The iconic hamburger that we know and love today is very much an American  invention, according to “The Hamburger: A History” by Josh Ozersky. However, the  true identity of its inventor is still open for debate. Here is a brief history  of the early hamburger.

Hamburg steak Minced or chopped beef was a popular dish  in Hamburg, Germany in the nineteenth century. This so-called Hamburg steak was  a familiar dish for the German immigrants that left Hamburg for the United  States. It was also perfect for New York City because it was filling and could  be easily eaten while standing up or on the go. Hamburg steak can be found on a  menu from New York’s Delmonico’s that was printed back in 1837.

Who is the father of the hamburger? It is not clear  who is responsible for the first hamburger. It may be “Hamburger Charlie”  Nagreen, who is said to have sold meatballs between two pieces of bread at a  fair in Seymour, Wis. in 1885. He is said to have called this sandwich the  “hamburger.” However, others believe that Frank and Charles Menches, two  brothers from Ohio, sold their ground beef sandwich in Hamburg, N.Y. in 1885,  making them the supposedly fathers of the hamburger.

Yet another claim comes from New Haven, Conn. Louis Lassen reportedly served  some ground beef trimmings between two slices of toast in 1900. And then there  was “Uncle” Fletcher David, a Texan who is said to have created the hamburger in  the late 1880s. Legend has it that Uncle Fletcher brought his sandwich to St.  Louis for the 1904 World’s Fair, where it was dubbed the “hamburger.” Critics  argue that this ground beef sandwich was served on simple slices of bread rather  than a bun, so it cannot claim to be the first hamburger.

In April 1995, the governor of Oklahoma proclaimed that Tulsa is, in fact,  the real birthplace of the hamburger. Oscar Weber Bilby is said to have served  the first hamburger, bun and all, in 1891 at a Fourth of July part just west of  what is now Tulsa.

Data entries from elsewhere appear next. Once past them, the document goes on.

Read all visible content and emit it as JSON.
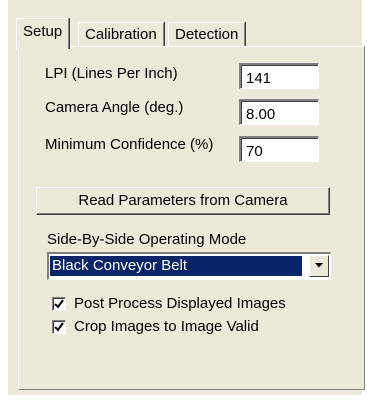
{
  "tabs": [
    {
      "label": "Setup",
      "active": true
    },
    {
      "label": "Calibration",
      "active": false
    },
    {
      "label": "Detection",
      "active": false
    }
  ],
  "setup": {
    "lpi": {
      "label": "LPI (Lines Per Inch)",
      "value": "141"
    },
    "camera_angle": {
      "label": "Camera Angle (deg.)",
      "value": "8.00"
    },
    "min_confidence": {
      "label": "Minimum Confidence (%)",
      "value": "70"
    },
    "read_button": "Read Parameters from Camera",
    "mode": {
      "label": "Side-By-Side Operating Mode",
      "selected": "Black Conveyor Belt"
    },
    "post_process": {
      "label": "Post Process Displayed Images",
      "checked": true
    },
    "crop_images": {
      "label": "Crop Images to Image Valid",
      "checked": true
    }
  },
  "colors": {
    "face": "#ece9d8",
    "highlight": "#0a246a"
  },
  "icons": {
    "dropdown": "chevron-down-icon",
    "check": "check-icon"
  }
}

Hamburger becomes a fast food favorite So, we know that  the hamburger was around by the turn of the twentieth century, but Alan Rocke, a  history professor at Case Western Reserve University, says that doesn’t mean it  was respected back then.

“It was considered questionable food except for workingmen’s lunches, as  hamburgers were commonly ‘mystery meat’ served in small greasy-spoon short-order  diners, often set up near factories,” Rocke says.

With the arrival of the automobile and the public desire for on-the-go meals  came a reputation makeover for the hamburger. White Castle — yes, the same one  that Harold and Kumar embark on a journey to find — became the first fast food  burger chain. It was founded in Wichita, Kan. in 1921.

“‘White’ was chosen to escape the public perception that hamburgers were  unsanitary,” Rocke explains, “[and] ‘Castle’ to evoke a higher-class  product.”

The cheeseburger and the golden arches Lionel  Sternberger is said to have added cheese to the burger in the mid-1920s while  working as a short-order cook in Pasadena, Calif.

Ray Kroc opened the first McDonald’s franchise restaurant in Des Plaines,  Ill. in 1955, establishing the McDonald’s that we know today. As Tom Robbins  wrote in Esquire in 1983, “Columbus discovered America, Jefferson invented  it, Lincoln unified it, Goldwyn mythologized it, and Kroc Big Mac’d it.”

Today, McDonald’s restaurants serve 68 million people every day and can  be found in 119 countries. Wendy’s and Burger King round out the top three  biggest hamburger chain by volume.